In the algorithm, we find a prime factor of n, compare it with the largest prime factor of n/i, and return the larger number. Thus, finally, we'll have the largest prime factor of the number n itself.
Obviously, we need a limit for the recursion. In this case, this limit occurs when i overflows sn. This means that n is prime, and hence we must return n itself as the largest prime number.

This was the logic of my program as I coded and finished it. I entered the answer into the Project Euler website (which is projecteuler.net, by the way). After that, I saw the forums in the website and saw that many had implemented my original algorithm which used prime testing. This more efficient recursive solution had missed the neurons of many... With that boost to my hubris, I turned to the pdf containing the 'overview' of the problem.

Wow, the algorithm described is very close to mine. One improvement is that the recursion has instead become an iteration. This is one area where I stumble every time - converting a recursive program into an iterative one. So I bookmarked this in my mind and moved on.

The next improvement was one that made me feel stupid for not thinking of it earlier. Since I'm going to find only prime factors, I need only use 2 and odd numbers in step 1. So, I can use a separate step for 2 and then start with 3 and increment
i by 2. This way, we'll save about half of the iterations...

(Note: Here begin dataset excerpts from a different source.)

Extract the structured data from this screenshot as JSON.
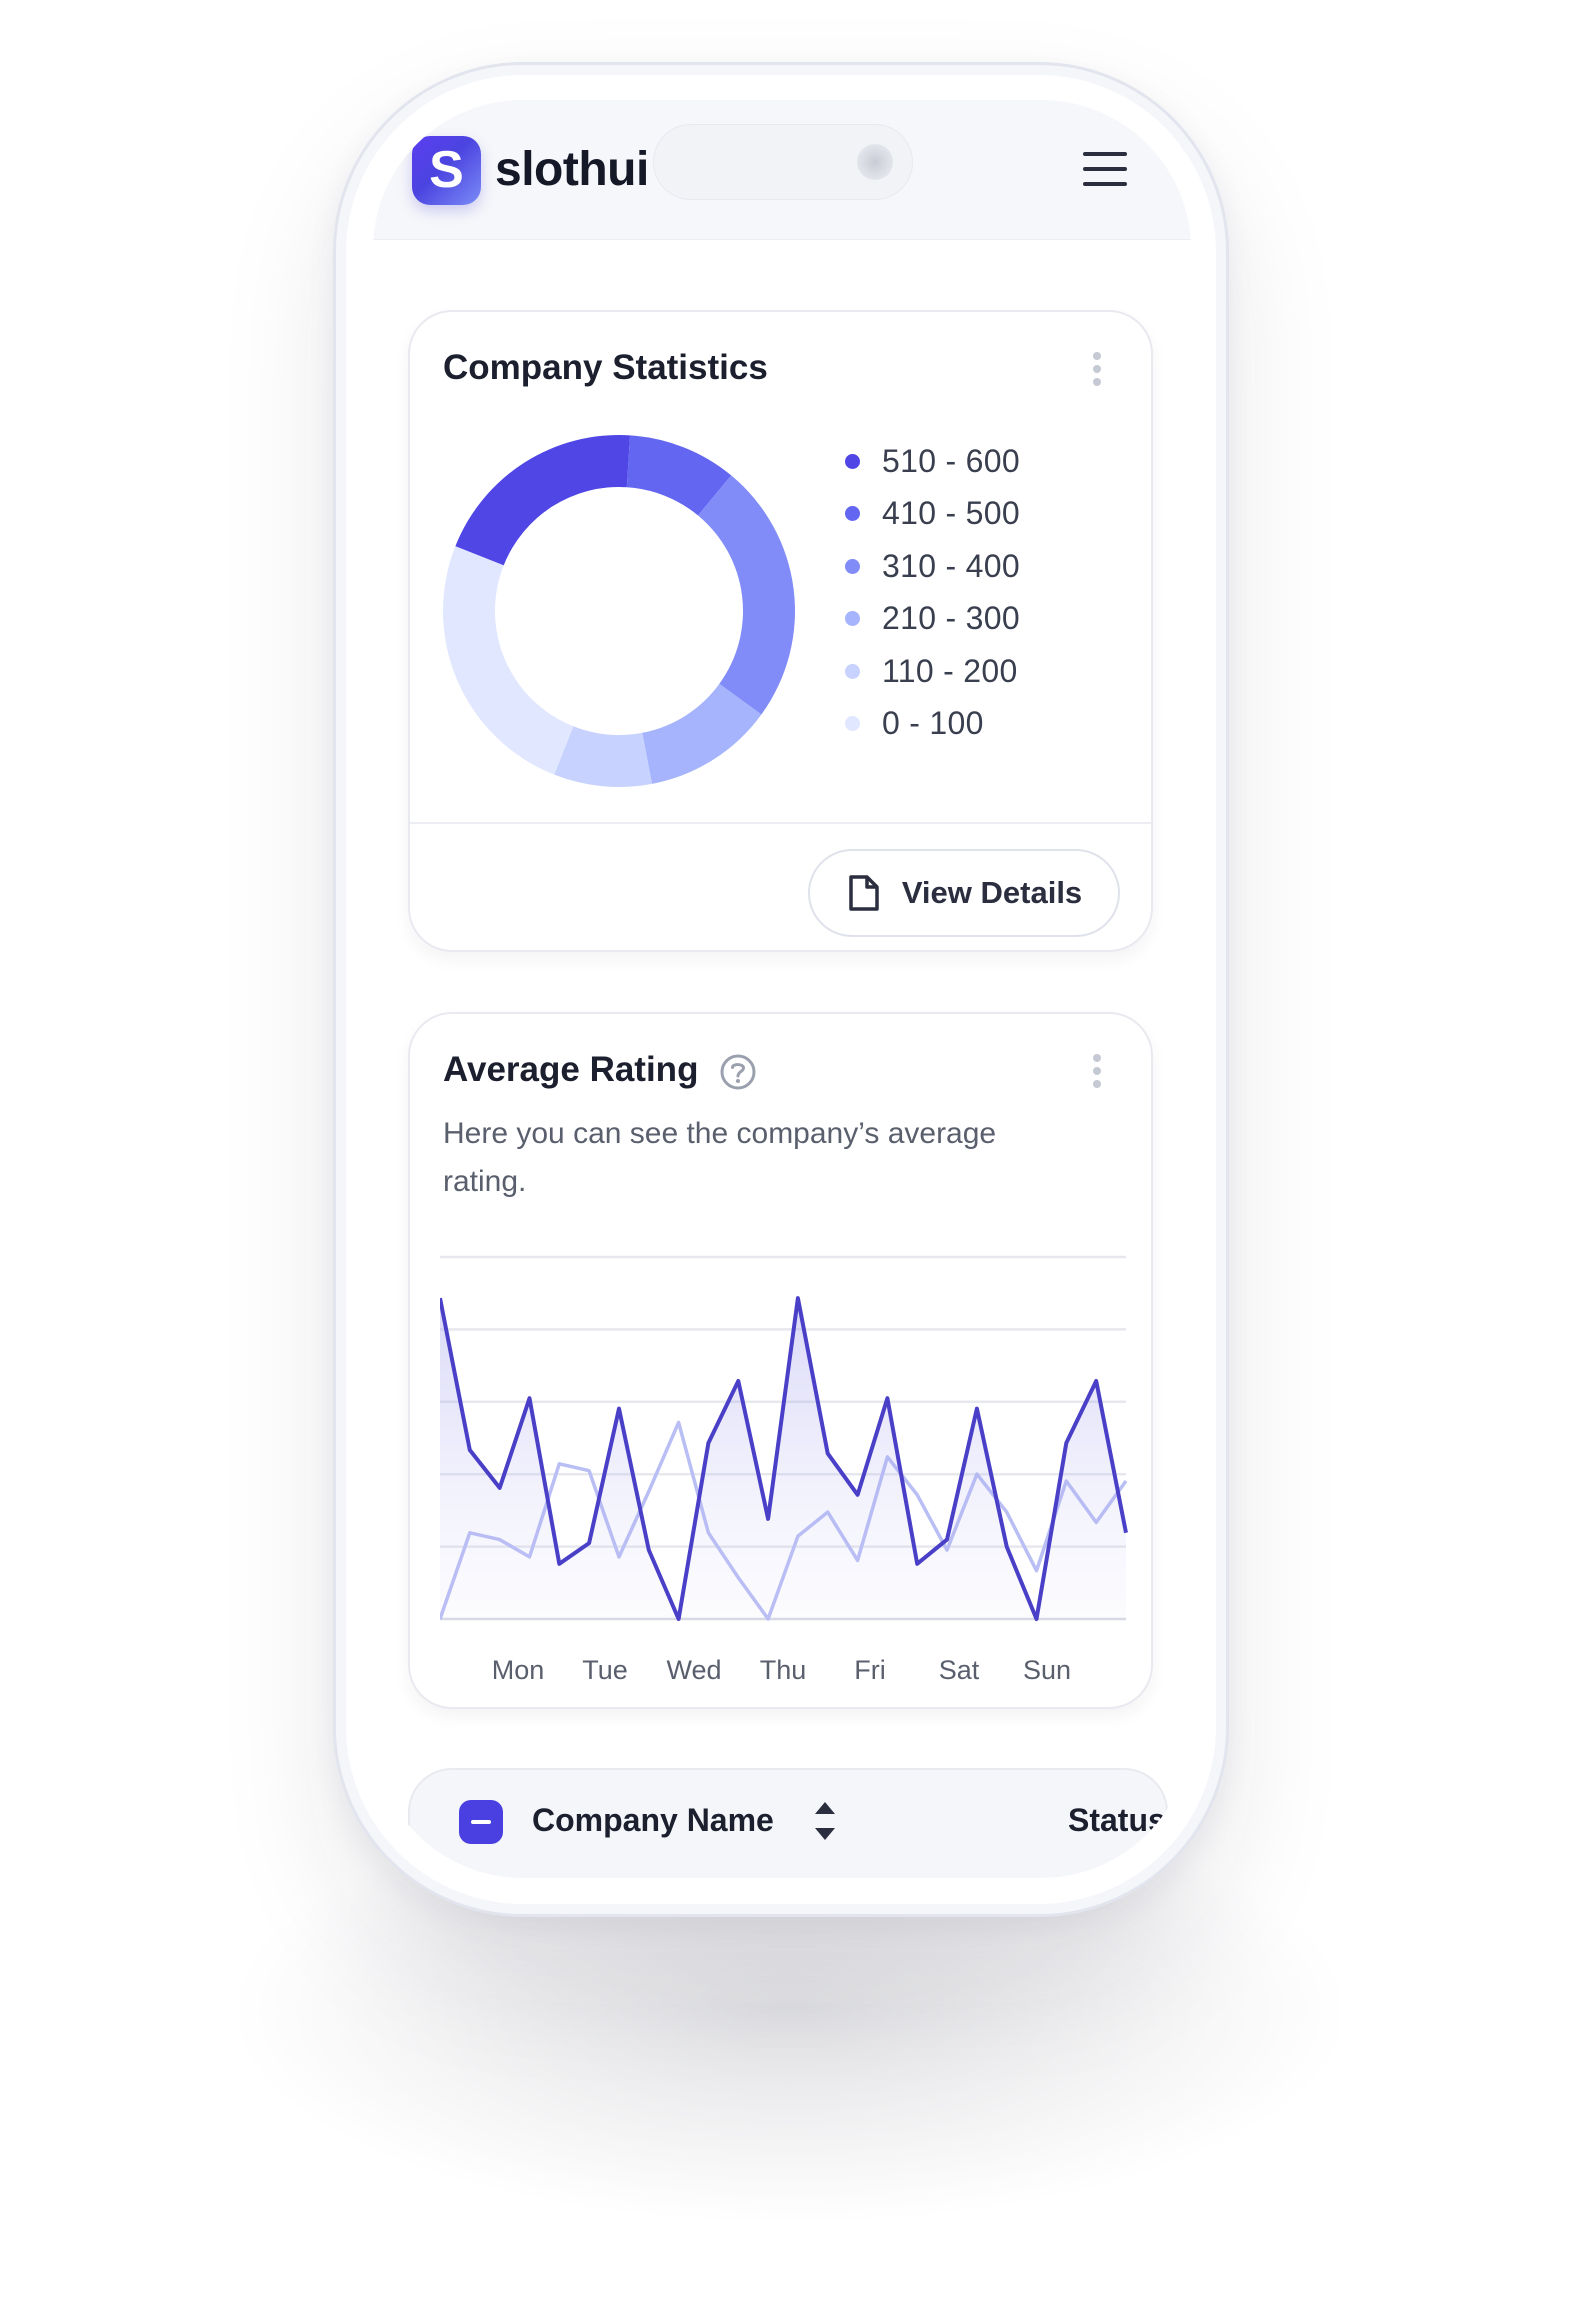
{
  "app": {
    "logo_letter": "S",
    "brand_name": "slothui"
  },
  "header": {
    "menu_icon": "hamburger-menu-icon"
  },
  "company_statistics": {
    "title": "Company Statistics",
    "button_label": "View Details",
    "button_icon": "document-icon"
  },
  "average_rating": {
    "title": "Average Rating",
    "subtitle": "Here you can see the company’s average rating.",
    "help_icon": "question-circle-icon"
  },
  "table": {
    "columns": [
      "Company Name",
      "Status"
    ]
  },
  "colors": {
    "accent": "#4a3fe0",
    "line_primary": "#4a40c8",
    "line_secondary": "#b9bef4"
  },
  "chart_data": [
    {
      "type": "pie",
      "donut": true,
      "categories": [
        "510 - 600",
        "410 - 500",
        "310 - 400",
        "210 - 300",
        "110 - 200",
        "0 - 100"
      ],
      "values": [
        20,
        10,
        24,
        12,
        9,
        25
      ],
      "colors": [
        "#4f46e5",
        "#6366f1",
        "#818cf8",
        "#a5b4fc",
        "#c7d2fe",
        "#e0e7ff"
      ],
      "legend": "right"
    },
    {
      "type": "area",
      "categories": [
        "Mon",
        "Tue",
        "Wed",
        "Thu",
        "Fri",
        "Sat",
        "Sun"
      ],
      "ylim": [
        0,
        100
      ],
      "grid": true,
      "series": [
        {
          "values": [
            93,
            49,
            38,
            64,
            16,
            22,
            61,
            20,
            0,
            51,
            69,
            29,
            93,
            48,
            36,
            64,
            16,
            23,
            61,
            21,
            0,
            51,
            69,
            25
          ]
        },
        {
          "values": [
            0,
            25,
            23,
            18,
            45,
            43,
            18,
            37,
            57,
            25,
            12,
            0,
            24,
            31,
            17,
            47,
            36,
            20,
            42,
            31,
            14,
            40,
            28,
            40
          ]
        }
      ]
    }
  ]
}
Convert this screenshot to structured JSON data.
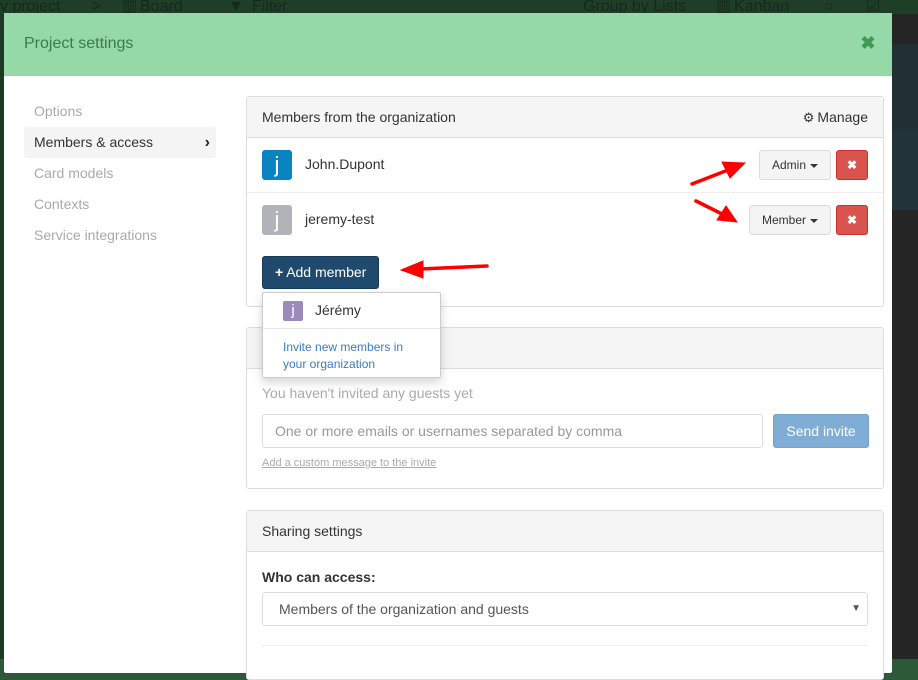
{
  "background_app": {
    "breadcrumb_project": "v project",
    "breadcrumb_separator": ">",
    "board_label": "Board",
    "filter_label": "Filter",
    "group_by_label": "Group by Lists",
    "view_label": "Kanban"
  },
  "modal": {
    "title": "Project settings",
    "close_icon": "close-icon"
  },
  "sidebar": {
    "items": [
      {
        "label": "Options",
        "active": false
      },
      {
        "label": "Members & access",
        "active": true
      },
      {
        "label": "Card models",
        "active": false
      },
      {
        "label": "Contexts",
        "active": false
      },
      {
        "label": "Service integrations",
        "active": false
      }
    ]
  },
  "members_panel": {
    "heading": "Members from the organization",
    "manage_label": "Manage",
    "members": [
      {
        "initial": "j",
        "name": "John.Dupont",
        "role": "Admin",
        "avatar_color": "#0a84c1"
      },
      {
        "initial": "j",
        "name": "jeremy-test",
        "role": "Member",
        "avatar_color": "#b0b3b8"
      }
    ],
    "add_member_label": "Add member"
  },
  "add_member_dropdown": {
    "suggestions": [
      {
        "initial": "j",
        "name": "Jérémy",
        "avatar_color": "#9b8bbd"
      }
    ],
    "invite_link": "Invite new members in your organization"
  },
  "guests_panel": {
    "empty_text": "You haven't invited any guests yet",
    "input_placeholder": "One or more emails or usernames separated by comma",
    "input_value": "",
    "send_label": "Send invite",
    "custom_message_link": "Add a custom message to the invite"
  },
  "sharing_panel": {
    "heading": "Sharing settings",
    "who_label": "Who can access:",
    "access_selected": "Members of the organization and guests"
  },
  "colors": {
    "header_green": "#96d9a8",
    "title_green": "#3a7b4b",
    "danger": "#d9534f",
    "primary_dark": "#1f4a6e",
    "send_invite": "#7fadd5",
    "link": "#3b7bbf",
    "annotation_arrow": "#ff0000"
  }
}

UPDATE: There are quite a number of other improvements that must be done to this algorithm. For the actual algorithm for this problem (which develops on the algorithm here), see Finding the Largest prime factor efficiently.

The final perl program I wrote was:

use strict;
use warnings;

my $magic = 600851475143;

sub largestprimef($);
sub max($$);

print largestprimef($magic);
sub largestprimef($)
{
my $n = shift;

my $i;
return largestprimef(max(2, $n/2) if($n % 2 == 0)); #UPDATE: There was a bug here where I didn't missed the recursive call. Corrected 20th April 2009.
my $sn = int(sqrt($n));

for ($i = 3; $i <= $sn; $i += 2) { if($n % $i == 0) { last; } } if($i > $sn) #loop ran over, means the number is prime
{
return $n;
}
else
{
return max($i, largestprimef($n/$i));
}
}

sub max($$)
{
return (sort { $a <=> $b }(@_))[1];
}


A few notes about the program here:
  • not 'use'-ing the strict and warning pragmas gave a speed improvement of a few milliseconds
  • first I implemented max in the good old comparison way - if i > j, return i else return j. Turns out perl's sort implementation gives faster results than this equivalent speed. I just tried it for the heck of it , and was surprised to see a few milliseconds improvement. Probably the speed improvement came from the removal of 'shift's to get the numbers from @_ to $i and $j.(that was a temporary illusion; in repeated testing both turned out to be equivalent.
  • Since I did the program in Linux, the age old newline problem cropped up. When I pasted the code into blogger, it showed the code as one continuous mess. I had to use http://www.hashemall.com/ for converting the newlines. The site dutifully hashed the program, and thankfully returned my original text with MS Windows newlines in place of Unix ones.. (The hash value under sha-1 was b8b7188ad3440084e5db7f44fd70d599f897e33a, in case you are interested... :) )
  • The final runtime was around 14 ms.
  • UPDATE: The code highlighting is courtesy of Online syntax highlighter 'tohtml' which is an excellent service by the way.